Reputation: 103
My data has 61 rows and 56 columns. I have tested several clustering algorithms and i will later evaluate them, but I found some problems. I just succeed to apply the silhouette coefficient. I have performed K means clustering using this code:
kmean = KMeans(n_clusters=6)
kmean.fit(X)
kmean.labels_
#Evaluation
silhouette_score(X,kmean.labels_)
==>0.09231070598844496
I would like to try more measurements such as :
metrics.homogeneity_score,
metrics.completeness_score,
metrics.v_measure_score,
metrics.adjusted_rand_score,
metrics.adjusted_mutual_info_score,
I want to evaluate my clustering. And I do not know how. what they mean by labels_true
, labels_pred
? how can I use the sklearn evaluations metrics?
Upvotes: 0
Views: 2686
Reputation: 21
labels_true
: Ground Truth values/Actual labels
labels_pred
: Labels predicted using clustering model
For example:
labels_pred = clustering_model.predict(model_df.values)

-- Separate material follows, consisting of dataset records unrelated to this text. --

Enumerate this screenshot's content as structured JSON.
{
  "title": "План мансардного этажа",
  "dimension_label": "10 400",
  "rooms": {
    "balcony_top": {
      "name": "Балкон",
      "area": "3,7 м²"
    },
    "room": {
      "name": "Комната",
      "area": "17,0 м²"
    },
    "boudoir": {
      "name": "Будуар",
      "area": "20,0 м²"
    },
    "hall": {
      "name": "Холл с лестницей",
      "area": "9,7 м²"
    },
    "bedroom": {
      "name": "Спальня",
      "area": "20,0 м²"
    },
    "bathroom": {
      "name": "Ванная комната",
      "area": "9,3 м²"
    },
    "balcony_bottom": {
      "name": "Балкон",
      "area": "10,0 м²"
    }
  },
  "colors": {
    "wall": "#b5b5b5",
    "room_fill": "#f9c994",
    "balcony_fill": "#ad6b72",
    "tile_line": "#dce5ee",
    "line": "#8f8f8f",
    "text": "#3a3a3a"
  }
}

All the below metrics needs ground truth, its not internal metric:
metrics.homogeneity_score,
metrics.completeness_score,
metrics.v_measure_score,
metrics.adjusted_rand_score,
metrics.adjusted_mutual_info_score,
You can try silhouette_score
or calinski_harabasz_score
or davies_bouldin_score
or dunn_index
Upvotes: 1